Note that in the analyses described above, the effect estimates were based on data from patients with possibly infrequent laboratory monitoring. Monitoring of albuminuria has a direct impact on the outcome definition, i.e., disease progression is more likely to be identified later for patients who are monitored less frequently. Monitoring of A1c has a direct impact on exposure classification, and patients whose A1c is monitored less frequently may be more likely to initiate TI at a higher A1c threshold. In an effort to control for infrequent monitoring of patients' A1c and albuminuria, we implemented a sensitivity analysis in which patient's data were artificially right-censored after 6 months without a new A1c measurement or 1 year without a new albuminuria measurement. To account for possible informative right-censoring through IPW estimation, two additional logistic models were used to separately predict right-censoring because of poor monitoring of albuminuria and A1c. This secondary analysis aims to mimic inference from a randomized experiment in which patients' A1c and albuminuria are monitored at least once every 6 months and every year, respectively. Findings are thus not generalizable to healthcare systems with less frequent monitoring for A1c and albuminuria[28]. Results led to similar subject matter conclusions, although the magnitude of the standard errors was overall larger, and the magnitude of the point estimates of the contrasts between decision rule d_{8.5} and all other rules was larger, although it was smaller for the other point estimates.

As just noted, results from this study based on data with relatively close monitoring of patients may not be generalizable to other settings.
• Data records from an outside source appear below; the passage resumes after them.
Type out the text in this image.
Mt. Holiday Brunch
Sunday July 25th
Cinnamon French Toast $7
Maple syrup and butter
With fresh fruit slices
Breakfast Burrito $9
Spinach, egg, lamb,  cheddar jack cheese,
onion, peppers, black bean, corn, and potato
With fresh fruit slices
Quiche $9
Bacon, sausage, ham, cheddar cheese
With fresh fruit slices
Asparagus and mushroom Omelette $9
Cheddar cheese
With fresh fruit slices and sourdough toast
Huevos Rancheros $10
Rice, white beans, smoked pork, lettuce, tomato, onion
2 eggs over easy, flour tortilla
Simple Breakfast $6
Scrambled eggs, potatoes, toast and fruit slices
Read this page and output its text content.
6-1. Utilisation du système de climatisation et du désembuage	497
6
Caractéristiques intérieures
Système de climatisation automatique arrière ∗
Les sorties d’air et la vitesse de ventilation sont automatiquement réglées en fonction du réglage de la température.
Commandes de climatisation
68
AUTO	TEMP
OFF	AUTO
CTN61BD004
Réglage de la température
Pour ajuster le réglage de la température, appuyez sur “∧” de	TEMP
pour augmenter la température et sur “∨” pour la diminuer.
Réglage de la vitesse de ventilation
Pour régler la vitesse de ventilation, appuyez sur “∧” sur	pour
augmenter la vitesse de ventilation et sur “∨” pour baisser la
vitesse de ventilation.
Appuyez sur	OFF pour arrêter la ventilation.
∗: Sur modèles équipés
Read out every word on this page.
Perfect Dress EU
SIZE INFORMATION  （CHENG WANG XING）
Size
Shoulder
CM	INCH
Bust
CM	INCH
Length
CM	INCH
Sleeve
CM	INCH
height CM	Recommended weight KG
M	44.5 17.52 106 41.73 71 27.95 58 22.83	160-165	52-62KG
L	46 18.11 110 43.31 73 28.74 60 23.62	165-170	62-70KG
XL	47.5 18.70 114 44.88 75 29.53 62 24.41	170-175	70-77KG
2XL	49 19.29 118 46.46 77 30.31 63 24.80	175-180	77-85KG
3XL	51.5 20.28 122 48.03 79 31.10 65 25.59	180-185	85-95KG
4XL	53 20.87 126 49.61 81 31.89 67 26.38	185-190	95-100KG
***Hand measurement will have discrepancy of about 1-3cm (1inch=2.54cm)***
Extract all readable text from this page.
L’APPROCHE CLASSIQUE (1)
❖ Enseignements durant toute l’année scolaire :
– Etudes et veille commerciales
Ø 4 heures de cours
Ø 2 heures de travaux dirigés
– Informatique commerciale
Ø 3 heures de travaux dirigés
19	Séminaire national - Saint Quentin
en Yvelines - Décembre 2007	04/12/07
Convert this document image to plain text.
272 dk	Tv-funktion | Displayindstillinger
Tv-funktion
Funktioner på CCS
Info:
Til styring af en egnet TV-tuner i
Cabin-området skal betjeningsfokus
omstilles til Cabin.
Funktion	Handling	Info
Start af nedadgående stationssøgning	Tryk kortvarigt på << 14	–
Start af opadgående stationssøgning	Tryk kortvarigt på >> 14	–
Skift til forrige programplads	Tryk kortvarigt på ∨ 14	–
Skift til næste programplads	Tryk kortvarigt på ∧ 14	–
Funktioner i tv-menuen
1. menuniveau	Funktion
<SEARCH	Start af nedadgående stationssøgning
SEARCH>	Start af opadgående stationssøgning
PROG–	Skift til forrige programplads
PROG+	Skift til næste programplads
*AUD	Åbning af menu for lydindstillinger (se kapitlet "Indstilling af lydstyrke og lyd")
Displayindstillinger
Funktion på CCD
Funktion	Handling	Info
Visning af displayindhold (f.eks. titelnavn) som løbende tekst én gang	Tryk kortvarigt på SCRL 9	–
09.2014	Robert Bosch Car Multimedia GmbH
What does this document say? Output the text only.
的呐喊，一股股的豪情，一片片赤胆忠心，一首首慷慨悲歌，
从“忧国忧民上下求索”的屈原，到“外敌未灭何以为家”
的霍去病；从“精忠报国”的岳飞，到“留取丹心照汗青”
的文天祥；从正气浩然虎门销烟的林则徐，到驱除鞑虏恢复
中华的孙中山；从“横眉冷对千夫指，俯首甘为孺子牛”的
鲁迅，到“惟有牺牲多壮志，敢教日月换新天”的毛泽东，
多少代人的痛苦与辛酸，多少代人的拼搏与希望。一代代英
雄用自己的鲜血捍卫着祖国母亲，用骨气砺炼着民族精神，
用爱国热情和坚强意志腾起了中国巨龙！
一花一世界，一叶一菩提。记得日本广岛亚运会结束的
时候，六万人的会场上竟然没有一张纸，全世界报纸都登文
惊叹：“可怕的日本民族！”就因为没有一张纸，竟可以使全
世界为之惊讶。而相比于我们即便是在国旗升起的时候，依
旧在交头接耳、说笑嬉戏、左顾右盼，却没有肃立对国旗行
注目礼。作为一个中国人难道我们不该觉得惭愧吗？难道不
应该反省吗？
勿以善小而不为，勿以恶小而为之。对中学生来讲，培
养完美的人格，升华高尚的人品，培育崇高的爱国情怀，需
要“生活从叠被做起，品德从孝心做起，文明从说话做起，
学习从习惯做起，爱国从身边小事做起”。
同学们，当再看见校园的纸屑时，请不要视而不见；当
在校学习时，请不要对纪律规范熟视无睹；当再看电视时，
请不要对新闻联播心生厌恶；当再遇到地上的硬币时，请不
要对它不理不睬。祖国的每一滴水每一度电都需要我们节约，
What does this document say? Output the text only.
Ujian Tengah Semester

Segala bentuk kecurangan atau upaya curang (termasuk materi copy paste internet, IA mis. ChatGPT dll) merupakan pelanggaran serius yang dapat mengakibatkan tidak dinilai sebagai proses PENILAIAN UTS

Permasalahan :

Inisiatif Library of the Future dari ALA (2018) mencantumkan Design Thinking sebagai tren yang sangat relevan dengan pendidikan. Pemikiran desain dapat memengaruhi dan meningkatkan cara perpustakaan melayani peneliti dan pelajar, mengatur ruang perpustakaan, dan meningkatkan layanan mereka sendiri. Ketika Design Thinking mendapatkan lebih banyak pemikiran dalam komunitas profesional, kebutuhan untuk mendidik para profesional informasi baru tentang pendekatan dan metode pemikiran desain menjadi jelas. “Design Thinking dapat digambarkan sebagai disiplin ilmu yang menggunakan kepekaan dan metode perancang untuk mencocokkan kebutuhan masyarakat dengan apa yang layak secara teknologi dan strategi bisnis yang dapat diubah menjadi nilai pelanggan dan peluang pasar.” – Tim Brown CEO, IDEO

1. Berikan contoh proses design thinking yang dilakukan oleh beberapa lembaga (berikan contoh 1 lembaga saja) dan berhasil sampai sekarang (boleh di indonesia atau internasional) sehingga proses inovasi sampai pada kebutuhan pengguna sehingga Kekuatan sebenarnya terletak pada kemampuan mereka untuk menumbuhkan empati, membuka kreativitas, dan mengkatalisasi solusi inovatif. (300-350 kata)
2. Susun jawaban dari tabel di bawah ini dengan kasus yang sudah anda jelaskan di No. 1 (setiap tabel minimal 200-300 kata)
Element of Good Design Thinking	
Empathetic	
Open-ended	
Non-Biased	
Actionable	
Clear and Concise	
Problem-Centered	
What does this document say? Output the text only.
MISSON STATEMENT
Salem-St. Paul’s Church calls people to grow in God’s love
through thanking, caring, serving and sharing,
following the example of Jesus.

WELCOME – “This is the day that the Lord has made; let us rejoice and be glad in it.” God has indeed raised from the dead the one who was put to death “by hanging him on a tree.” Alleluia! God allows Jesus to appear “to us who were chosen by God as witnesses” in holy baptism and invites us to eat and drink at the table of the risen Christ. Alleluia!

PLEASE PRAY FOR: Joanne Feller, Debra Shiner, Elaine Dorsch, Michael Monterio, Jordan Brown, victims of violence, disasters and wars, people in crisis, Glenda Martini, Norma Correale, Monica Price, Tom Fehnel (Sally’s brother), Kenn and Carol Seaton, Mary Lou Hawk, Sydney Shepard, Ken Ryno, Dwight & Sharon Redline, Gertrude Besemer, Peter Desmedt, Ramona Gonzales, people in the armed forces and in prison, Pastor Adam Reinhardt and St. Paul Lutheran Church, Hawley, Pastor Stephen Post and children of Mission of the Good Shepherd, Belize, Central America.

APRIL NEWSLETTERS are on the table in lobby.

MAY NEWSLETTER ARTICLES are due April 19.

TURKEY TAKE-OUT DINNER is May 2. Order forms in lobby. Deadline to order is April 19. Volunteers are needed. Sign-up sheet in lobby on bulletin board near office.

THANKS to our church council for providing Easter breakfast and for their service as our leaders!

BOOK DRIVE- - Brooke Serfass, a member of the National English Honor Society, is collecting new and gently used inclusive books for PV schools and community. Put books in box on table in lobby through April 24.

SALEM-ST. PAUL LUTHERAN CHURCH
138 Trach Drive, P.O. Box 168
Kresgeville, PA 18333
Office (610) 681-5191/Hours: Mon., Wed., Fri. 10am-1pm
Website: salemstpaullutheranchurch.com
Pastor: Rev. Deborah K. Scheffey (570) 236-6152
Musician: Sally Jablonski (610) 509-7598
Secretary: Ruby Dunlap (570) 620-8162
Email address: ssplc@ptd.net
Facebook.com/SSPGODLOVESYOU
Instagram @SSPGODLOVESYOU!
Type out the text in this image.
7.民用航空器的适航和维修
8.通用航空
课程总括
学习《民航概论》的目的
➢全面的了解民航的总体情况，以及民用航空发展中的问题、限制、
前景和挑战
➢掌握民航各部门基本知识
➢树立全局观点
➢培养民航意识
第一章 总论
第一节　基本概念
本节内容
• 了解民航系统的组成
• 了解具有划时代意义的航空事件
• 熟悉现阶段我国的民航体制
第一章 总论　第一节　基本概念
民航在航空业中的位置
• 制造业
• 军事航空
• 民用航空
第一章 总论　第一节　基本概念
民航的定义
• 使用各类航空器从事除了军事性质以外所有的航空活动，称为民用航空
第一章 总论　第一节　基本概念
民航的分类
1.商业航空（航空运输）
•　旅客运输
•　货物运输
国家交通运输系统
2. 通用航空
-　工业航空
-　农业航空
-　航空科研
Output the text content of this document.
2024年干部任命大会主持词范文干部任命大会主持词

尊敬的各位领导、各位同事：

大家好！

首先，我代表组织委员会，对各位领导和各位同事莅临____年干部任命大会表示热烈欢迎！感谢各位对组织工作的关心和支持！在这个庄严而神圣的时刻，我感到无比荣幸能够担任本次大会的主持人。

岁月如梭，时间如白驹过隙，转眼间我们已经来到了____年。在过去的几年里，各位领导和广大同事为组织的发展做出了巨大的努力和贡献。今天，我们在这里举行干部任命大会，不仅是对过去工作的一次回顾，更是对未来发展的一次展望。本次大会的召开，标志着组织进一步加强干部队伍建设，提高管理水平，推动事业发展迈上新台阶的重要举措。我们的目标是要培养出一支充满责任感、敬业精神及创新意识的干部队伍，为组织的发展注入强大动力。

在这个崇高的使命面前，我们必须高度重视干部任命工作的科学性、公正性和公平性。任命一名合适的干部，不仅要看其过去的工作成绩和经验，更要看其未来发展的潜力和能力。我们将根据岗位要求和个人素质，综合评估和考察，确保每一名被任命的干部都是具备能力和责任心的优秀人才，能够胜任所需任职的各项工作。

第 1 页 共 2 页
Concerns may be raised over the validity of the NUC assumption in such settings and thus over the applicability of MSM approaches to address CER questions. Given that the decision to initiate treatment in practice is typically based on medical events (e.g., A1c measurements) known to physicians during clinic visits (whatever the frequency at which such visits occur), the NUC assumption should approximately hold for ITT interventions even when changes in patients' A1c are not well captured by the healthcare system, as long as the information used by physicians to make a decision to initiate treatment is captured by the healthcare database. Similarly for non-ITT rules, the extent to which the health database also can capture information on risk factors for the outcomes that affect the patient's decision to adhere to the intensified treatment determines the ability to rely on the NUC assumption. For both ITT and non-ITT rules, the ability to properly adjust for selection bias through IPW estimation also relies on the availability of measurements for risk factors for the outcomes that also affect right-censoring events.